At the hearing held on 23 October, prosecutor Vusal Mehraliyev announced the indictment. According to the indictment, Bashir Suleymanli allegedly appropriated a total of more than 148,000 manats in grants allocated by the American German Marshall Fund (GMF) and other foundations under the pretext of implementing social projects. It was alleged that, in committing this act, he entered into criminal relations with Mehriban Rahimli (the GMF advisor for Azerbaijan) and other persons, abused his official powers, and failed to notify the relevant authorities about the received grants. Suleymanli did not plead guilty to the charges and stated that the case was politically motivated and fabricated.

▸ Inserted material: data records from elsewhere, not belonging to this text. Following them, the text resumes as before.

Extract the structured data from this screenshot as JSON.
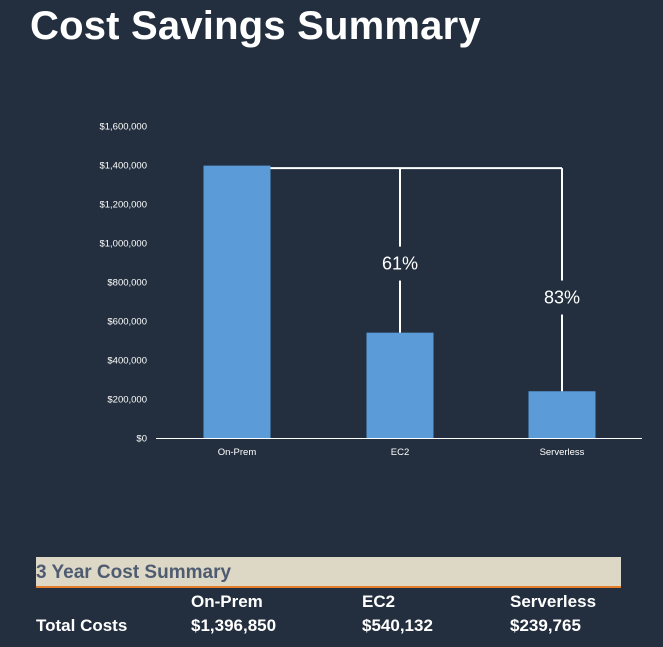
{
  "page": {
    "title": "Cost Savings Summary"
  },
  "colors": {
    "background": "#232f3e",
    "bar": "#5a9bd8",
    "axis": "#ffffff",
    "text": "#ffffff",
    "banner_bg": "#ddd8c6",
    "banner_text": "#4e5b71",
    "banner_border": "#e27d2b"
  },
  "chart_data": {
    "type": "bar",
    "title": "",
    "xlabel": "",
    "ylabel": "",
    "categories": [
      "On-Prem",
      "EC2",
      "Serverless"
    ],
    "values": [
      1396850,
      540132,
      239765
    ],
    "ylim": [
      0,
      1600000
    ],
    "yticks": [
      0,
      200000,
      400000,
      600000,
      800000,
      1000000,
      1200000,
      1400000,
      1600000
    ],
    "ytick_labels": [
      "$0",
      "$200,000",
      "$400,000",
      "$600,000",
      "$800,000",
      "$1,000,000",
      "$1,200,000",
      "$1,400,000",
      "$1,600,000"
    ],
    "grid": false,
    "annotations": [
      {
        "from": "On-Prem",
        "to": "EC2",
        "label": "61%"
      },
      {
        "from": "On-Prem",
        "to": "Serverless",
        "label": "83%"
      }
    ]
  },
  "summary": {
    "title": "3 Year Cost Summary",
    "row_label": "Total Costs",
    "columns": [
      "On-Prem",
      "EC2",
      "Serverless"
    ],
    "values": [
      "$1,396,850",
      "$540,132",
      "$239,765"
    ]
  }
}
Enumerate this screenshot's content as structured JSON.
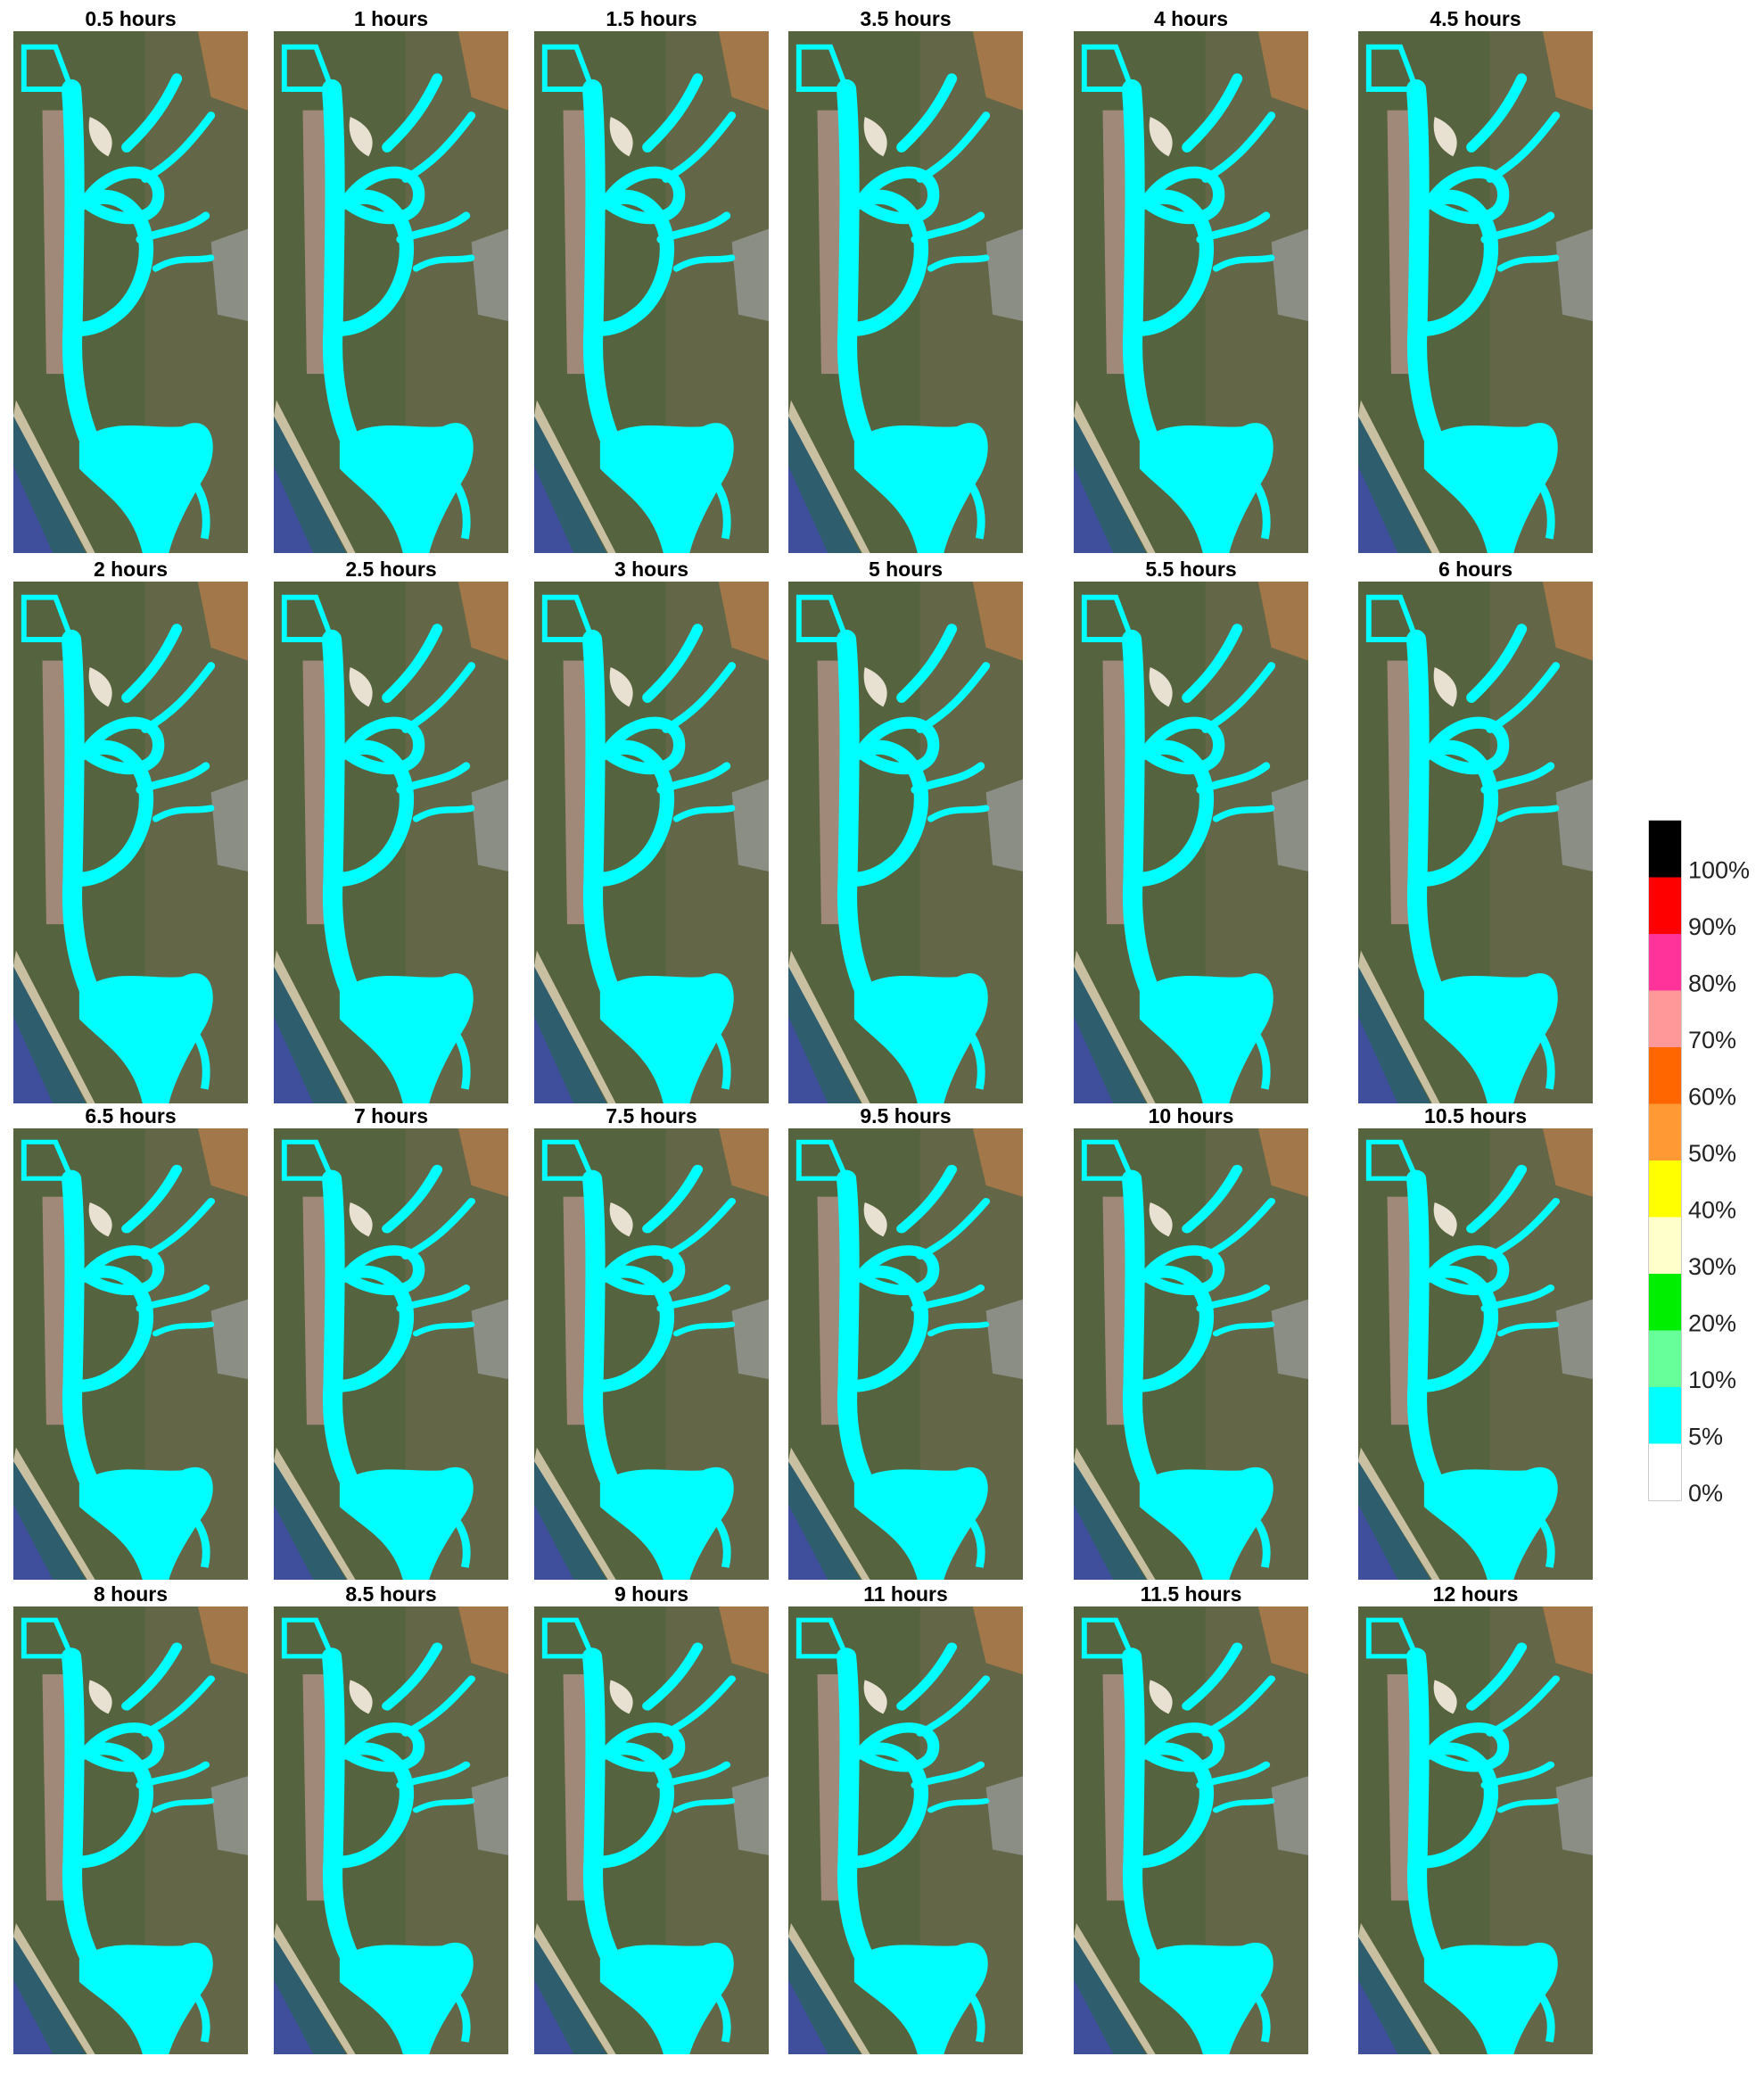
{
  "panels": [
    {
      "title": "0.5 hours"
    },
    {
      "title": "1 hours"
    },
    {
      "title": "1.5 hours"
    },
    {
      "title": "3.5 hours"
    },
    {
      "title": "4 hours"
    },
    {
      "title": "4.5 hours"
    },
    {
      "title": "2 hours"
    },
    {
      "title": "2.5 hours"
    },
    {
      "title": "3 hours"
    },
    {
      "title": "5 hours"
    },
    {
      "title": "5.5 hours"
    },
    {
      "title": "6 hours"
    },
    {
      "title": "6.5 hours"
    },
    {
      "title": "7 hours"
    },
    {
      "title": "7.5 hours"
    },
    {
      "title": "9.5 hours"
    },
    {
      "title": "10 hours"
    },
    {
      "title": "10.5 hours"
    },
    {
      "title": "8 hours"
    },
    {
      "title": "8.5 hours"
    },
    {
      "title": "9 hours"
    },
    {
      "title": "11 hours"
    },
    {
      "title": "11.5 hours"
    },
    {
      "title": "12 hours"
    }
  ],
  "legend": {
    "labels": [
      "100%",
      "90%",
      "80%",
      "70%",
      "60%",
      "50%",
      "40%",
      "30%",
      "20%",
      "10%",
      "5%",
      "0%"
    ],
    "colors": [
      "#000000",
      "#ff0000",
      "#ff3399",
      "#ff9999",
      "#ff6600",
      "#ff9933",
      "#ffff00",
      "#ffffcc",
      "#00ee00",
      "#66ff99",
      "#00ffff",
      "#ffffff"
    ]
  }
}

At the hearing held on 12 February 2026, Bashir Suleymanli gave testimony. He stated that his activities had been carried out on a legal basis. According to Suleymanli, under service contracts he provided free legal assistance in the regions of the country to war victims, families of those killed in the war, and veterans, funded by grants from two foreign donors, including the United States Agency for International Development (USAID). As evidence, Suleymanli pointed to the fact that information about these activities, including photographic materials, remained available on internet resources documenting the free legal aid provided in the regions by lawyers cooperating with him. He submitted printouts of some of these materials to the court. Suleymanli also referred to a statement made on 15 March 2024 by Zahid Oruj, the head of a committee of the National Assembly of Azerbaijan and director of the Center for Social Research, who had said that “the government of Azerbaijan may appeal to the United States and the EU for assistance in eliminating the consequences of the occupation.” Suleymanli quoted Oruj as saying that if the United States and the EU had “little trust in national construction companies,” they could turn to USAID, which could itself place construction orders with American companies. “In that case the question arises: how is it that a member of parliament and head of the Center for Social Research, Zahid Oruj, speaks about the possibility of involving an international organization in the reconstruction of the liberated territories, while at the same time the investigation accuses NGOs of cooperating with the same structure and qualifies it as a ‘crime’, even though this partnership was carried out on the basis of the country's laws,” Suleymanli emphasized. According to him, USAID funds had also been received by the Ministry of Justice, the Ministry of Health, and a number of other state bodies. Suleymanli also pointed out the unfounded nature of the prosecution's claim that he had received a grant from unidentified employees of the British Embassy in Azerbaijan. Suleymanli and the defense petitioned the court to send an inquiry to the embassy in order to establish the identity of the individuals who had allegedly concluded the grant agreement, if the investigation's claim was accurate. However, the motion was not granted.

=== International attention ===
On 20 March 2025, the UN Special Rapporteur on the situation of human rights defenders, Mary Lawlor, called for the immediate and unconditional release of Bashir Suleymanli and Mammad Mammad-zade.

On 6 April 2025, the World Organisation Against Torture (OMCT) issued a statement regarding the arrest of Mammad Mammad-zade and Bashir Suleymanli. In the statement, the organization called for the immediate and unconditional release of Suleymanli and Mammad-zade, whose detention appears to aim solely at punishing them for their legitimate human rights work, and also demanded the release of all other arbitrarily detained human rights defenders in Azerbaijan.

On 8 April 2025, the International Federation for Human Rights (FIDH) also issued a statement. The FIDH strongly condemned the arrest, detention, and prosecution of Bashir Suleymanli and Mammad Mammad-zade, considering these actions to be a blatant attempt to silence leading advocates for human rights, justice, and accountability in Azerbaijan.

== Personal life ==
He is married and has three children.